Dive Brief:
- The newest radical innovation to come out of Silicon Valley? Calling the people who work for you employees, according to an article at Inc.com.
- Joining what’s fast becoming a movement in the on-demand services sector, the food delivery startup Sprig is reclassifying its freelance couriers as W-2 workers and making them eligible for an employee stock option plan, Inc. reports.
- Gagan Biyani, Sprig’s CEO, says the change will allow Sprig to better live up to its vision of making healthy food widely accessible.
Dive Insight:
By swapping out 1099s for W-2s, Sprig takes on responsibility for things like Social Security taxes, disability insurance and the vehicles couriers drive, so it will cost, Inc. reports. But Biyani believes it's worth it.

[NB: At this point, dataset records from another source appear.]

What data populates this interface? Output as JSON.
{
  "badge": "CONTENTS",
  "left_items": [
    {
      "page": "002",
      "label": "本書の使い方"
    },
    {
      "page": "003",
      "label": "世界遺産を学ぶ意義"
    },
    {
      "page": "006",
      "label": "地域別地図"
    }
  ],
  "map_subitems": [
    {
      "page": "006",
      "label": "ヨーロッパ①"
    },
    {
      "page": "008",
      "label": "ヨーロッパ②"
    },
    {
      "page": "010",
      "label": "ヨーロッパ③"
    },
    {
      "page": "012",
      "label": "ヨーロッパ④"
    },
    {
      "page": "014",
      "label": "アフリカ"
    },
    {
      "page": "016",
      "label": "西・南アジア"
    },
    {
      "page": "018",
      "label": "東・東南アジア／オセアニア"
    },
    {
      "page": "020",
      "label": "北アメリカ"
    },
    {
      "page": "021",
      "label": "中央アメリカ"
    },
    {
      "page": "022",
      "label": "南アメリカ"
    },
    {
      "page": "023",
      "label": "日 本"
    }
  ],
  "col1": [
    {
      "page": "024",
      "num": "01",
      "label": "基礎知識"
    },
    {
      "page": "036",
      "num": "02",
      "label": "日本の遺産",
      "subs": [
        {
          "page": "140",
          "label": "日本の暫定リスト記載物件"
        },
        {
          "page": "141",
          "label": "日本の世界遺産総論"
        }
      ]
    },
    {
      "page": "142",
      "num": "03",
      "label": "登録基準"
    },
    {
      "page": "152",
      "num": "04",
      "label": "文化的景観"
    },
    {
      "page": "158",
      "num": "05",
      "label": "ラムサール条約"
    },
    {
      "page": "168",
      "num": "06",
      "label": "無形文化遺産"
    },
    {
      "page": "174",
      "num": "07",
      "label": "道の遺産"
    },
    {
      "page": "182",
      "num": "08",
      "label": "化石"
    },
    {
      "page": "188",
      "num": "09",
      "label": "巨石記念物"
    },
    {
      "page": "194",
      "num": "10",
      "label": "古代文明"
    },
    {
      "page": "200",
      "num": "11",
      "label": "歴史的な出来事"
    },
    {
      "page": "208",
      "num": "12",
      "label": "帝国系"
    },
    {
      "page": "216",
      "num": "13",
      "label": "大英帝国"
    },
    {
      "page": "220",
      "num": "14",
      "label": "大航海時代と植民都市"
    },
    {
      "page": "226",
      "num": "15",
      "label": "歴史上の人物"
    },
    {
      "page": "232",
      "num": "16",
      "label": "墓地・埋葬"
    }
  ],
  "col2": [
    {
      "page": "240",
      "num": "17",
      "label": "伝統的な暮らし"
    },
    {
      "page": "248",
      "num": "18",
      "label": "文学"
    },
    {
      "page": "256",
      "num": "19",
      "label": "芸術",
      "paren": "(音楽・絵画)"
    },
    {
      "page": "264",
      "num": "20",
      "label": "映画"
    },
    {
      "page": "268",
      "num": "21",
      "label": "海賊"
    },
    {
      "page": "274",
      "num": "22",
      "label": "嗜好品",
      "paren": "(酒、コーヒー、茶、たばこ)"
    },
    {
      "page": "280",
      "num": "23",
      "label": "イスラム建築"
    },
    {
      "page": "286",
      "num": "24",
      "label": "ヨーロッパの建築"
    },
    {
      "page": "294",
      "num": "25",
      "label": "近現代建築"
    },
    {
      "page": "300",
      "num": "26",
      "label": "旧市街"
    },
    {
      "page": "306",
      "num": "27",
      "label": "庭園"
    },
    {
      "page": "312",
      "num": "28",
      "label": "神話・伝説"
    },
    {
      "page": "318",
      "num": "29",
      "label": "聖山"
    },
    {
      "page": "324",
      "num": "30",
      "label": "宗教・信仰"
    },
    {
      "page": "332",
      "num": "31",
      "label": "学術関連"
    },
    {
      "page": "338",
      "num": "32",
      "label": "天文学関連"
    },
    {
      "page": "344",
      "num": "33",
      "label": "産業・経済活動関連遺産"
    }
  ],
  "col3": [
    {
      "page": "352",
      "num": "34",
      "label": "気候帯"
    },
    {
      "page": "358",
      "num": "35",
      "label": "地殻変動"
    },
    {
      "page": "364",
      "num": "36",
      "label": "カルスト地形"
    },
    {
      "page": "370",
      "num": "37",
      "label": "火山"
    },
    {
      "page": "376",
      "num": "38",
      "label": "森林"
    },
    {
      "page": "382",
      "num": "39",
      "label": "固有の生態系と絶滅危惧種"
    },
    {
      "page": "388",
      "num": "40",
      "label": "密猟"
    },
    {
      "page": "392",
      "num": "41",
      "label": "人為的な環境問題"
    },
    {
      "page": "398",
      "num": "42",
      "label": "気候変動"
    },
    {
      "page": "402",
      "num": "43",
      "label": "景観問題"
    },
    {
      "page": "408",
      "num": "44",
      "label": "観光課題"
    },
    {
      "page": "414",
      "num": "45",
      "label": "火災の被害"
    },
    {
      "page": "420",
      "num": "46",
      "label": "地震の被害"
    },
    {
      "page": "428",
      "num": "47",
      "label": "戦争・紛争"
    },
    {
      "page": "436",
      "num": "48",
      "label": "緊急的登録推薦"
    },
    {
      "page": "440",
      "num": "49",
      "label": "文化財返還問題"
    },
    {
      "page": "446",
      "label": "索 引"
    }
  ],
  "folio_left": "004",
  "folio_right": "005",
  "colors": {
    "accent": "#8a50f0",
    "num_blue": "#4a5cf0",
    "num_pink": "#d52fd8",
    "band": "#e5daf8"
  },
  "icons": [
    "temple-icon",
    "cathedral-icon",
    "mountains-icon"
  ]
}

“We’re an intensely mission-driven company,” Biyani told Inc. “If you’re a server and you’re delivering these beautiful organic meals, we want you to embody our mission and to deeply care about the relationship Sprig has with our customers.”
Biyani said in the article he hopes Sprig will recoup some of the expense through increased productivity and improved employee retention. “We modeled the financial impact but it’s not really the main criteria,” he said. “I expect it to increase our costs -- and, on the flip side, to improve our relationship with customers.”

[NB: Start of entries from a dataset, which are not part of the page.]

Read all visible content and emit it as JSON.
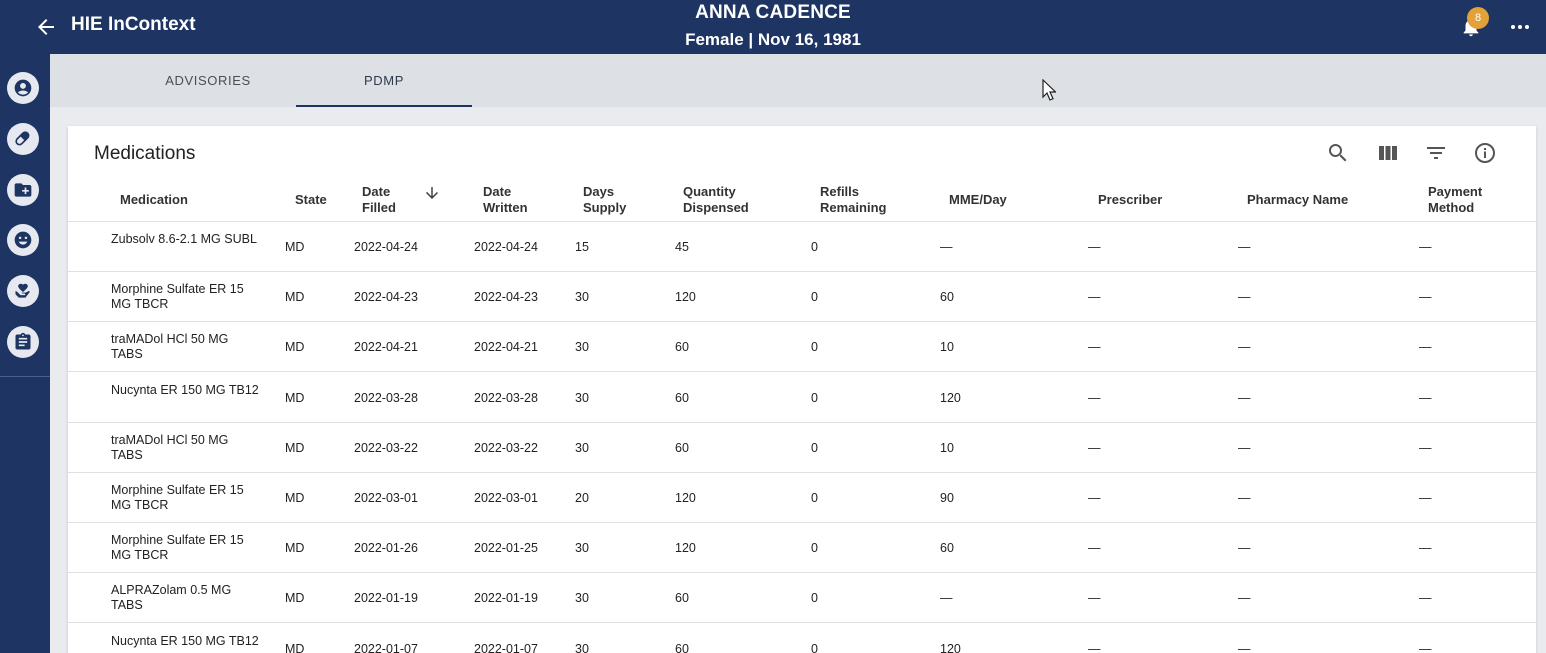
{
  "header": {
    "app_title": "HIE InContext",
    "patient_name": "ANNA CADENCE",
    "patient_info": "Female | Nov 16, 1981",
    "notification_count": "8"
  },
  "sidebar": {
    "items": [
      {
        "icon": "account-circle-icon"
      },
      {
        "icon": "pill-icon"
      },
      {
        "icon": "folder-add-icon"
      },
      {
        "icon": "emoji-icon"
      },
      {
        "icon": "hand-heart-icon"
      },
      {
        "icon": "clipboard-icon"
      }
    ]
  },
  "tabs": [
    {
      "label": "ADVISORIES",
      "active": false
    },
    {
      "label": "PDMP",
      "active": true
    }
  ],
  "medications": {
    "title": "Medications",
    "tools": [
      "search-icon",
      "columns-icon",
      "filter-icon",
      "info-icon"
    ],
    "columns": [
      {
        "line1": "Medication",
        "line2": ""
      },
      {
        "line1": "State",
        "line2": ""
      },
      {
        "line1": "Date",
        "line2": "Filled"
      },
      {
        "line1": "Date",
        "line2": "Written"
      },
      {
        "line1": "Days",
        "line2": "Supply"
      },
      {
        "line1": "Quantity",
        "line2": "Dispensed"
      },
      {
        "line1": "Refills",
        "line2": "Remaining"
      },
      {
        "line1": "MME/Day",
        "line2": ""
      },
      {
        "line1": "Prescriber",
        "line2": ""
      },
      {
        "line1": "Pharmacy Name",
        "line2": ""
      },
      {
        "line1": "Payment",
        "line2": "Method"
      }
    ],
    "rows": [
      {
        "medication": "Zubsolv 8.6-2.1 MG SUBL",
        "state": "MD",
        "date_filled": "2022-04-24",
        "date_written": "2022-04-24",
        "days_supply": "15",
        "quantity": "45",
        "refills": "0",
        "mme": "—",
        "prescriber": "—",
        "pharmacy": "—",
        "payment": "—"
      },
      {
        "medication": "Morphine Sulfate ER 15 MG TBCR",
        "state": "MD",
        "date_filled": "2022-04-23",
        "date_written": "2022-04-23",
        "days_supply": "30",
        "quantity": "120",
        "refills": "0",
        "mme": "60",
        "prescriber": "—",
        "pharmacy": "—",
        "payment": "—"
      },
      {
        "medication": "traMADol HCl 50 MG TABS",
        "state": "MD",
        "date_filled": "2022-04-21",
        "date_written": "2022-04-21",
        "days_supply": "30",
        "quantity": "60",
        "refills": "0",
        "mme": "10",
        "prescriber": "—",
        "pharmacy": "—",
        "payment": "—"
      },
      {
        "medication": "Nucynta ER 150 MG TB12",
        "state": "MD",
        "date_filled": "2022-03-28",
        "date_written": "2022-03-28",
        "days_supply": "30",
        "quantity": "60",
        "refills": "0",
        "mme": "120",
        "prescriber": "—",
        "pharmacy": "—",
        "payment": "—"
      },
      {
        "medication": "traMADol HCl 50 MG TABS",
        "state": "MD",
        "date_filled": "2022-03-22",
        "date_written": "2022-03-22",
        "days_supply": "30",
        "quantity": "60",
        "refills": "0",
        "mme": "10",
        "prescriber": "—",
        "pharmacy": "—",
        "payment": "—"
      },
      {
        "medication": "Morphine Sulfate ER 15 MG TBCR",
        "state": "MD",
        "date_filled": "2022-03-01",
        "date_written": "2022-03-01",
        "days_supply": "20",
        "quantity": "120",
        "refills": "0",
        "mme": "90",
        "prescriber": "—",
        "pharmacy": "—",
        "payment": "—"
      },
      {
        "medication": "Morphine Sulfate ER 15 MG TBCR",
        "state": "MD",
        "date_filled": "2022-01-26",
        "date_written": "2022-01-25",
        "days_supply": "30",
        "quantity": "120",
        "refills": "0",
        "mme": "60",
        "prescriber": "—",
        "pharmacy": "—",
        "payment": "—"
      },
      {
        "medication": "ALPRAZolam 0.5 MG TABS",
        "state": "MD",
        "date_filled": "2022-01-19",
        "date_written": "2022-01-19",
        "days_supply": "30",
        "quantity": "60",
        "refills": "0",
        "mme": "—",
        "prescriber": "—",
        "pharmacy": "—",
        "payment": "—"
      },
      {
        "medication": "Nucynta ER 150 MG TB12",
        "state": "MD",
        "date_filled": "2022-01-07",
        "date_written": "2022-01-07",
        "days_supply": "30",
        "quantity": "60",
        "refills": "0",
        "mme": "120",
        "prescriber": "—",
        "pharmacy": "—",
        "payment": "—"
      }
    ]
  },
  "colors": {
    "primary": "#1e3463",
    "badge": "#e3a13a",
    "tabbar": "#dde1e6"
  }
}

The HR lesson here is that on-demand employers need to take a hard look at their company's business strategy and independent contractor agreements in the decision of whether to go the contractor vs. full-time employee route. Of course, Sprig is not alone here. Companies including Instacart, Shyp and Luxe have done it too, according to a report at Business Insider. And it wasn't litigation that forced the issue.